Foot and heel pain, or plantar fasciitis, is a common roadblock to an active lifestyle. The classic presentation of plantar fasciitis is pain in the heel and/or arch of the foot, usually first thing in the mornings or after a period of rest. The pain may subside as the foot ‘warms up’, but it can be relentless throughout the day.
To relieve this pain, it helps to have an understanding of what plantar fasciitis is and why it occurs. The plantar fascia is one of the major soft tissue structures under the foot. It acts like a rubber band, lengthening and contracting with foot motion to provide foot stability and support.
If there is abnormal load on the plantar fascia (often from things like significant increase in exercise, poor footwear or poor lower limb mechanics), micro-tears may form, much like if you pull harshly on a rubber band. This can create an inflammatory process leading to pain and debilitation. Over time, it may lead to bone spur growth.
At night or during periods of rest (including sitting behind a desk), the body’s healing mechanisms start the repair process on the micro-tears. However, this fine work is quickly reversed with the first few steps you take, creating a re-tearing effect on the fascia.
“The plantar fascia acts like a rubber band, lengthening and contracting with foot motion to provide foot stability and support.”
How to treat plantar fasciitis
The key is to break the cycle of tear-repair-tear by taking advantage of the body’s ability to repair, and reducing the likelihood of re-tearing.
Here are two things you can try:
1. Roll your foot over a glass bottle (or similar device) first thing before stepping out of bed to stretch and release the plantar fascia. Likewise, keep a frozen water bottle in the freezer at home and at work to massage the arch when eating breakfast, and at any other time when you will be sitting down for long periods. Keep it close and massage before you stand up.

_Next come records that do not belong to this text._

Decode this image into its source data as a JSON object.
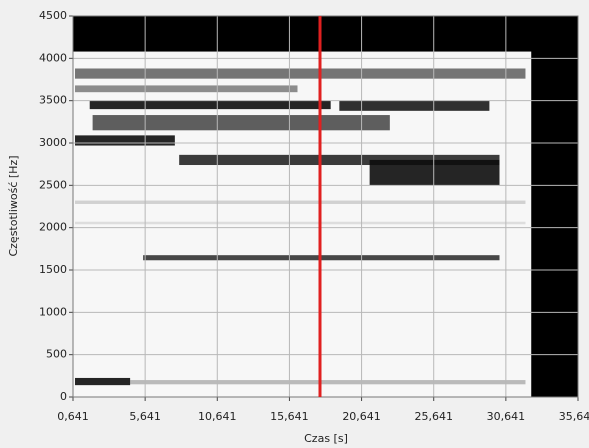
{
  "chart_data": {
    "type": "spectrogram",
    "x_label": "Czas [s]",
    "y_label": "Częstotliwość [Hz]",
    "xlim": [
      0.641,
      35.641
    ],
    "ylim": [
      0,
      4500
    ],
    "xticks": [
      {
        "value": 0.641,
        "label": "0,641"
      },
      {
        "value": 5.641,
        "label": "5,641"
      },
      {
        "value": 10.641,
        "label": "10,641"
      },
      {
        "value": 15.641,
        "label": "15,641"
      },
      {
        "value": 20.641,
        "label": "20,641"
      },
      {
        "value": 25.641,
        "label": "25,641"
      },
      {
        "value": 30.641,
        "label": "30,641"
      },
      {
        "value": 35.641,
        "label": "35,641"
      }
    ],
    "yticks": [
      0,
      500,
      1000,
      1500,
      2000,
      2500,
      3000,
      3500,
      4000,
      4500
    ],
    "grid": true,
    "plot_background": "#000000",
    "image_extent": {
      "x": [
        0.641,
        32.4
      ],
      "y": [
        0,
        4080
      ]
    },
    "cells": [
      {
        "x": [
          0.641,
          32.4
        ],
        "y": [
          0,
          4080
        ],
        "intensity": 0.03
      },
      {
        "x": [
          0.78,
          32.0
        ],
        "y": [
          2040,
          2070
        ],
        "intensity": 0.15
      },
      {
        "x": [
          0.78,
          32.0
        ],
        "y": [
          2280,
          2320
        ],
        "intensity": 0.2
      },
      {
        "x": [
          4.6,
          32.0
        ],
        "y": [
          150,
          200
        ],
        "intensity": 0.3
      },
      {
        "x": [
          0.78,
          16.2
        ],
        "y": [
          3600,
          3680
        ],
        "intensity": 0.5
      },
      {
        "x": [
          0.78,
          32.0
        ],
        "y": [
          3760,
          3880
        ],
        "intensity": 0.6
      },
      {
        "x": [
          2.0,
          22.6
        ],
        "y": [
          3150,
          3330
        ],
        "intensity": 0.7
      },
      {
        "x": [
          5.5,
          30.2
        ],
        "y": [
          1615,
          1675
        ],
        "intensity": 0.8
      },
      {
        "x": [
          1.8,
          18.5
        ],
        "y": [
          3400,
          3500
        ],
        "intensity": 0.95
      },
      {
        "x": [
          19.1,
          29.5
        ],
        "y": [
          3380,
          3500
        ],
        "intensity": 0.9
      },
      {
        "x": [
          0.78,
          7.7
        ],
        "y": [
          2970,
          3090
        ],
        "intensity": 0.95
      },
      {
        "x": [
          8.0,
          30.2
        ],
        "y": [
          2740,
          2860
        ],
        "intensity": 0.85
      },
      {
        "x": [
          21.2,
          30.2
        ],
        "y": [
          2500,
          2800
        ],
        "intensity": 0.95
      },
      {
        "x": [
          0.78,
          4.6
        ],
        "y": [
          140,
          225
        ],
        "intensity": 0.95
      }
    ],
    "cursor": {
      "x": 17.76,
      "color": "#e02020"
    }
  }
}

2. Supporting your foot to reduce the load on the fascia is highly recommended. A health professional will help identify the individual factors requiring attention, including stretching, strengthening, training modification, running technique, footwear and poor foot mechanics, potentially requiring orthotics.
Most cases can be resolved with the simple management techniques described above. For cases that don’t respond to these methods, an immobilising aid such as a boot or crutches can be used, and a referral to a sports physician may be appropriate for further assessment and/or injection therapy.